Repression? I see no repression ...

By Diogenes ( articles ) | Jun 11, 2005

oremus A mother prays while her child sits the national college entrance examination in China's Tianjin on June 7, 2005. More than 8.6 million Chinese middle school graduates attended this year's college entrance exam. (newsphoto)

The photo above and its caption appeared in Wednesday's People's Daily, the soft-propaganda on-line newspaper of the PRC. In preparation for the 2008 Olympics in Beijing a massive PR campaign is underway to present a friendly face to the outside world.
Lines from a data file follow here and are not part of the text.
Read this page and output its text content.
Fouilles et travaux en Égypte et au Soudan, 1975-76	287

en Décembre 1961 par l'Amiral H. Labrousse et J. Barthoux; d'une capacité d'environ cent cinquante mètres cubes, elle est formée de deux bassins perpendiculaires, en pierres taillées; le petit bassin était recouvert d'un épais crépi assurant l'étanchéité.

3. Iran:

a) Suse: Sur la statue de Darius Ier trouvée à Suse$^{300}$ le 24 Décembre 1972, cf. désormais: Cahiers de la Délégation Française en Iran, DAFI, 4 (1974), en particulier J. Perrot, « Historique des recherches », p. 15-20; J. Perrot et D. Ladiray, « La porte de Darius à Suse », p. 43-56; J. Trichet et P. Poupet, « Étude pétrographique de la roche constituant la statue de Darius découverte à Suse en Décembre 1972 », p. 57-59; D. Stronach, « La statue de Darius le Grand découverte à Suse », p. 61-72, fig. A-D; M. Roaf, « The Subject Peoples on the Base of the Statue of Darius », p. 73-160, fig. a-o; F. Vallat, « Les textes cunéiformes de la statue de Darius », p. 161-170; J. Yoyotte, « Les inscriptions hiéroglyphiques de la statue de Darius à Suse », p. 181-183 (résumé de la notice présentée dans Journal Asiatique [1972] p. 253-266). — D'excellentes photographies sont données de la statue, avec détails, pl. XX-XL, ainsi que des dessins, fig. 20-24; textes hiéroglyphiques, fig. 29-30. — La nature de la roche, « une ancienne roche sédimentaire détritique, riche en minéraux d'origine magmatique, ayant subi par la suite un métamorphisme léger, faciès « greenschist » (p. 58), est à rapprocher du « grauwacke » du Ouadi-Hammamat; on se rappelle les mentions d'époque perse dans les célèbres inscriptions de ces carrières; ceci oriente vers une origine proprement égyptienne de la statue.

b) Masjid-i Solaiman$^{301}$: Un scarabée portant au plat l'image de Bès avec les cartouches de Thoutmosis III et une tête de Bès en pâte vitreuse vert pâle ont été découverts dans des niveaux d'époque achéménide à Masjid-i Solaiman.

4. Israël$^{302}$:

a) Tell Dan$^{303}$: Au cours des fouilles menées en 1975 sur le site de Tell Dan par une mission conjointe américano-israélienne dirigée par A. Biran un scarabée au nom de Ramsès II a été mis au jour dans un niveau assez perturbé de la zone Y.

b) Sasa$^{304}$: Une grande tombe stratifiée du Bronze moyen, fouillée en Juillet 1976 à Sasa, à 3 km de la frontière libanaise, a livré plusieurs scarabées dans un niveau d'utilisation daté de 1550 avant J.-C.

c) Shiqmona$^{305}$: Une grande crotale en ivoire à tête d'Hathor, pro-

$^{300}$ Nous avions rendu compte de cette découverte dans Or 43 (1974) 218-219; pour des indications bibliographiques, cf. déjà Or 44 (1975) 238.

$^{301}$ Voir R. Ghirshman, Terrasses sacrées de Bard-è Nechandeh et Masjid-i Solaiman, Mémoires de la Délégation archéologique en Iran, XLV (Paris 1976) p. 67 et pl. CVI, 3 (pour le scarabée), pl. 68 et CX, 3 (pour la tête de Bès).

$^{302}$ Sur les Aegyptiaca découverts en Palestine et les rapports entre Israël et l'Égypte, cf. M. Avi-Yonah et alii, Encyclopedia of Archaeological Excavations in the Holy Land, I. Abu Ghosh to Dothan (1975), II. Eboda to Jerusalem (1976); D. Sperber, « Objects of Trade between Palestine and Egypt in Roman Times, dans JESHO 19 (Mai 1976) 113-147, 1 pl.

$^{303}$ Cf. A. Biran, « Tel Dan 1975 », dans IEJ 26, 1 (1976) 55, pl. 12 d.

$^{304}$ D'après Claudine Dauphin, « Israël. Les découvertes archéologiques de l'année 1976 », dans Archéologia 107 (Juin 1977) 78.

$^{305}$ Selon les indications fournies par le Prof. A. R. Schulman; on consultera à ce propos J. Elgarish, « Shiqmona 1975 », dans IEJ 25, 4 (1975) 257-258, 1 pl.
The People's Daily appears in six language versions, and it would appear that each is ideologically tailored to the target group (for at least four days running, the Arabic version featured a photo from Abu Ghraib, showing Pvt. England with the naked prisoner on a leash). It's interesting that only the English edition showed the mother at prayer, and we can be pretty certain this is intended to weaken American protests against China's hostile repression of Christianity. Note the wording of the Constitution:

Article 36. Citizens of the People's Republic of China enjoy freedom of religious belief. No state organ, public organization or individual may compel citizens to believe in, or not to believe in, any religion; nor may they discriminate against citizens who believe in, or do not believe in, any religion. The state protects normal religious activities. No one may make use of religion to engage in activities that disrupt public order, impair the health of citizens or interfere with the educational system of the state. Religious bodies and religious affairs are not subject to any foreign domination.

"No one may make use of religion to engage in activities that ... interfere with the educational system of the state." That clause gives the government all the powers it needs, and that's why Catholic several bishops, priests, and laity (as well as other Christians and members of non-Christian religions) are imprisoned or "missing" today. M.A. Thiessen's article in Crisis is worth re-reading.